Judul ini kutemukan ketika memuat sebuah gambar yang kujadikan caption di status WA semalam. Status itu dikomentari oleh seorang stemian Barsela yang tentunya sudah tidak asing di pendengaran kita. Iya, dia adalah Pak . Beliau memintaku untuk menyulap caption sederhana itu menjadi sebuah tulisan. Baiklah, sebelumnya aku akan menampilkan gambar mana yang sedang kubicarakan.
Sahabat Stemian, apa yang Anda lihat ketika memperhatikan fotoku? Aku yakin hal pertama yang terlintas di matamu adalah senyuman. Senyum selalu identik dengan kata bahagia. Lalu bagaimana dengan gambarku? Sudahkah aku memenuhi kriteria itu? Apakah semua terlihat baik-baik saja? Jika jawabannya iya, itu artinya aku sudah berhasil menutupi sesuatu yang ingin kusembunyi.

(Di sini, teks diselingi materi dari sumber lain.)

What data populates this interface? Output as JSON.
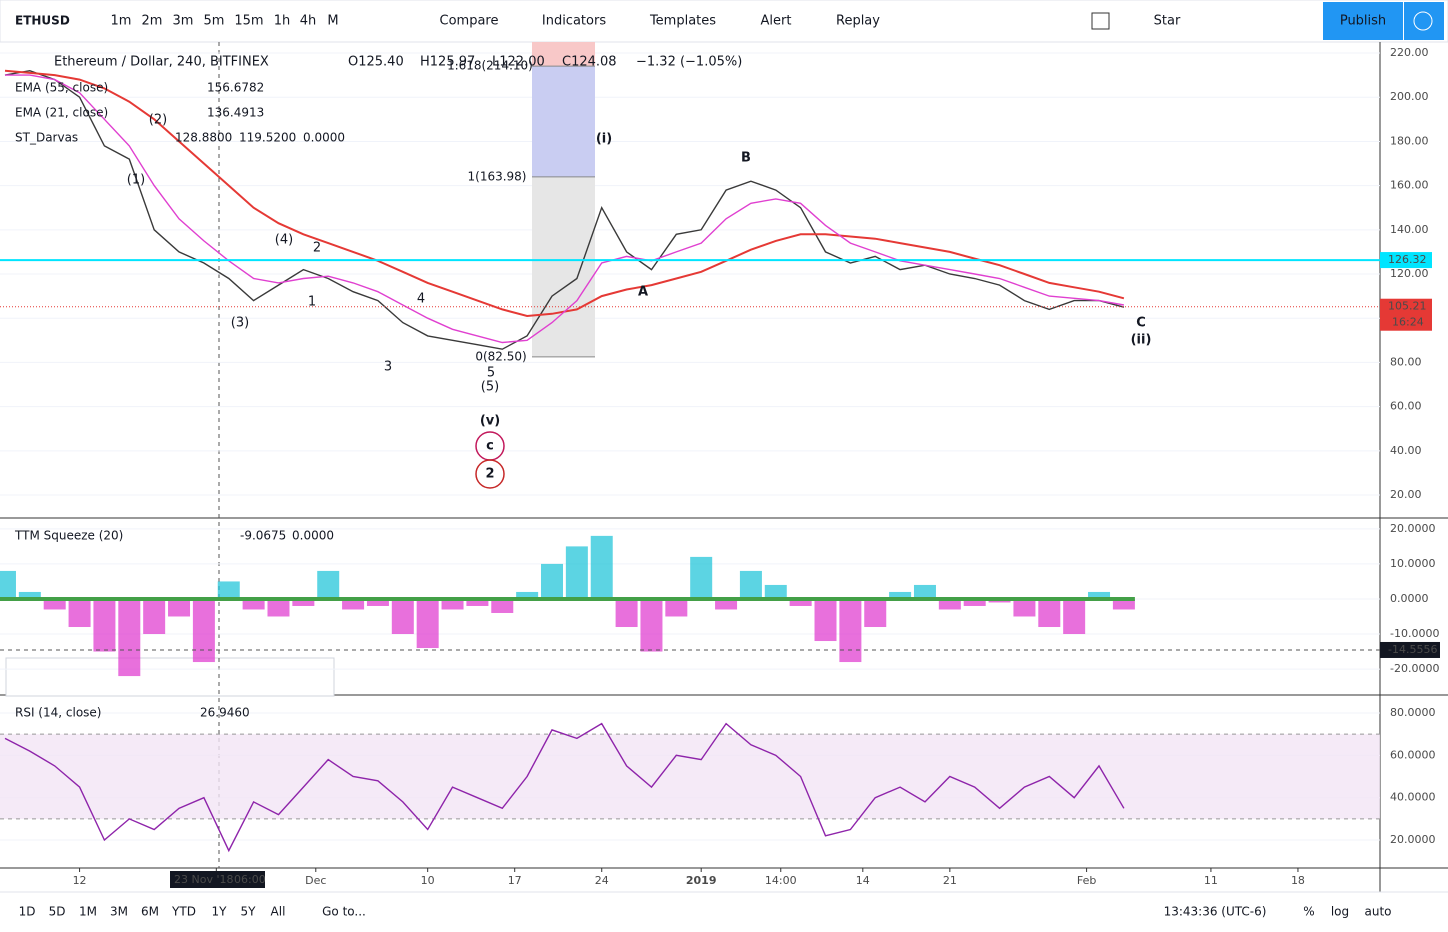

Aku mengulum senyum sebaik mungkin agar semua terlihat baik-baik saja, agar mereka tidak menerka tentang luka, agar aku terlihat begitu bahagia. Lalu, bagaimana dengan mata? Aaah! aku lupa jika mata tak bisa diajak bekerja sama. Ia tetap memancarkan kelelahan, kesedihan yang mendalam.
Satu kata paling tepat menggambarkan judul dan foto di atas, yaitu kepura-puraan. Hal itu sering terjadi pada beberapa wanita yang terlihat begitu ceria. Ketika perasaannya tidak singkron dengan logika, tersenyum adalah caranya menciptakan bahagia. Senyum sering dijadikan pilihan untuk menutupi buncahan yang tak terkendali di dada. Ketika sayatan-sayatan luka menghiasi hatinya ia tersenyum untuk menyamarkan luka dari pandangan beberapa orang di sekitarnya. Ketika hatinya dihunus dengan sembilu tersenyum adalah penawar pilu.
Jadi tidak semua senyum itu adalah bahagia. Namun, tersenyum adalah langkah awal untuk bahagia. Seberapa pun sakitnya, separah apa pun lukanya tersenyum mampu meleburnya. Meskipun ia tidak bisa menyelesaikan masalah-masalahmu tetapi ia bisa menguatkanmu menghadapi setiap persoalan yang menyergapmu.